There was plenty of coverage earlier this week (see here in The Guardian)  of the story that the Government is considering plans that would prevent young British workers (aged 18-22) claiming in-work benefits such as tax credits and child benefit. Introducing a four-year residency test only for migrants to stop them claiming benefits during their first four years in the UK (part of the Tory manifesto pledge) is argued to be illegal on the grounds that it would amount to direct discrimination.

To get round this, the rule could be introduced and applied to all UK benefit applicants from the age of 18. As explained on the BBC News website, this would mean that, even if young workers had lived in the UK all their lives, they would be ineligible for the benefits for four years until they reached 22. The Daily Mail estimated this could affect 50,000 young British workers, ‘mostly single mothers being helped back into work’.

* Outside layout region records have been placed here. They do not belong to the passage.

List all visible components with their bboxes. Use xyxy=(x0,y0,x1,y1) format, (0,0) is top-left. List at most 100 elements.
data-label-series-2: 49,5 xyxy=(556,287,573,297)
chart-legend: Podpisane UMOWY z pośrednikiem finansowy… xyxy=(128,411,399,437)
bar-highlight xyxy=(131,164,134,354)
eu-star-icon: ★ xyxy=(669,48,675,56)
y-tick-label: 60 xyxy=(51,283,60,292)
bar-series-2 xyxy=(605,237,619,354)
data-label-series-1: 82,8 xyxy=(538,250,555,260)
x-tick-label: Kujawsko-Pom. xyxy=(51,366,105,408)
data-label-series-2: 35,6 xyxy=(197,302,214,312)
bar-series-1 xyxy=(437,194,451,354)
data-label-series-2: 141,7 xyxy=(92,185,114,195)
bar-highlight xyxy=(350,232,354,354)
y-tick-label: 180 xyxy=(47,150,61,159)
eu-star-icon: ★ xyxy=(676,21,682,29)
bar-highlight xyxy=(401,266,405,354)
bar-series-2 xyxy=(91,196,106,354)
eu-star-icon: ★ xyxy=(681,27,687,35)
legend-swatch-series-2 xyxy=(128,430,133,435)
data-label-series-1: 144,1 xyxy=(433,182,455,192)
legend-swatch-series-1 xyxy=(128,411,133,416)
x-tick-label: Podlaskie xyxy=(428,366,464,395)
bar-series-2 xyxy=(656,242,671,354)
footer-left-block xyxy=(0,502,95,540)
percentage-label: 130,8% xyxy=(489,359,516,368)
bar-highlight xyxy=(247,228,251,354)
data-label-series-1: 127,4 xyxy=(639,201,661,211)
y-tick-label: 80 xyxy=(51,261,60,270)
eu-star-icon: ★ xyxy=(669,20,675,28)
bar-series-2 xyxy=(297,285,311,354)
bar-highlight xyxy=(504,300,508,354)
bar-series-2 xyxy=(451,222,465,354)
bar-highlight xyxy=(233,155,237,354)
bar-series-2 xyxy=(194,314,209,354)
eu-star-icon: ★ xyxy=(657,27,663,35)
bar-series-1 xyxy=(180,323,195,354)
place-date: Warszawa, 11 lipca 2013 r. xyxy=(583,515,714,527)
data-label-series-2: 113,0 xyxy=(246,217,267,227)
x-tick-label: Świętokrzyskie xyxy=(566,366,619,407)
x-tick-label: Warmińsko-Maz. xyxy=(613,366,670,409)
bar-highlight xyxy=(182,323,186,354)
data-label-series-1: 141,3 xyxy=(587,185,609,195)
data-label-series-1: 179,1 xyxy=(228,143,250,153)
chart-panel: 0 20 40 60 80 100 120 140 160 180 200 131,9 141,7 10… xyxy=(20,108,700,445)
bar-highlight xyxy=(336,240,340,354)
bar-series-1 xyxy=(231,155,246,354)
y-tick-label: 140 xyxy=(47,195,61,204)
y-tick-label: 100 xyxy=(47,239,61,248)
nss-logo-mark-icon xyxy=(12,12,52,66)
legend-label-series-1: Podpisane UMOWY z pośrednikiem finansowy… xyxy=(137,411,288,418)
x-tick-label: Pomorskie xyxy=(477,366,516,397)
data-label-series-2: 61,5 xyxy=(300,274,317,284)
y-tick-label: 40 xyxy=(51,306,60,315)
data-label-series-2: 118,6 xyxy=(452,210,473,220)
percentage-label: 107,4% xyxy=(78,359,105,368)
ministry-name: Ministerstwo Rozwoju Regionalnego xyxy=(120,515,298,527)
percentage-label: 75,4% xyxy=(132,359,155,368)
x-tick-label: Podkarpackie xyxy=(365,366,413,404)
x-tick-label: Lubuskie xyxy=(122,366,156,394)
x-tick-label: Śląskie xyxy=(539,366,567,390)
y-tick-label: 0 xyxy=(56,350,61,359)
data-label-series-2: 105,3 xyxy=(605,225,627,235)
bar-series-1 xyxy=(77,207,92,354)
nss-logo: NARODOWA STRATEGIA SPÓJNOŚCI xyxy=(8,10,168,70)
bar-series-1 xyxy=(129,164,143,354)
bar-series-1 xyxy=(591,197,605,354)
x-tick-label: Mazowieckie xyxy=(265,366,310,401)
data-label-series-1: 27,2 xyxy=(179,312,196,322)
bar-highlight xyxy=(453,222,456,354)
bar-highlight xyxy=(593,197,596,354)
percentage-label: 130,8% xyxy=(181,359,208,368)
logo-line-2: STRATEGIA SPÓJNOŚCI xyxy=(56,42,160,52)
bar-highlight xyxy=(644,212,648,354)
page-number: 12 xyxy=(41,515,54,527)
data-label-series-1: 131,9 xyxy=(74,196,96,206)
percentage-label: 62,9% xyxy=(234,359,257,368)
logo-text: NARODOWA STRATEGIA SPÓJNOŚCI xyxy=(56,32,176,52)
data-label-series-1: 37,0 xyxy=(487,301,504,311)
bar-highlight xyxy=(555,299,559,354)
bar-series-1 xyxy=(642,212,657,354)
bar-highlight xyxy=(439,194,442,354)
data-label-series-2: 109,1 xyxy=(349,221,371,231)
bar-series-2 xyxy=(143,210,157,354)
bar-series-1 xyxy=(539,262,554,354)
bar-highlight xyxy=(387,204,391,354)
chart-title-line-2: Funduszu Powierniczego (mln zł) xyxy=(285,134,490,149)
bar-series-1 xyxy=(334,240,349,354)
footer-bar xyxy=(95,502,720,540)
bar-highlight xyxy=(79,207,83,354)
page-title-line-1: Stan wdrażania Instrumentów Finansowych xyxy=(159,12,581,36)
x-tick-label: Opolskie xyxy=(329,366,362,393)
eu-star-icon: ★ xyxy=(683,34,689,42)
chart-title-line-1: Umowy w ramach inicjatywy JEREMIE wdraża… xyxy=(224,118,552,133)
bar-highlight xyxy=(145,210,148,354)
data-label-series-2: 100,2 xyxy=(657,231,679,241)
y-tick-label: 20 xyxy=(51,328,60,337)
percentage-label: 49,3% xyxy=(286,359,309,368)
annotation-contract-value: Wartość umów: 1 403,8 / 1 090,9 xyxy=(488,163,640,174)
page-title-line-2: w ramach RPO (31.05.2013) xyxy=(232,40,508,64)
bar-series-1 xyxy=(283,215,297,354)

The mooted action attracted criticism from across the political spectrum (and 2596 reader comments in the Daily Mail). It was argued (e.g. by Carole Easton, from the Women’s Trust) that “young people are already at the bottom of the pile”. Now the Politics Home website reports that ministers accept that they won’t be able to stop benefit payments to migrants. It quotes Conservative MP Bernard Jenkin as saying that EU renegotiation “must be going very badly if the only way to stop EU migrants claiming benefits is to stop our own people getting them too”.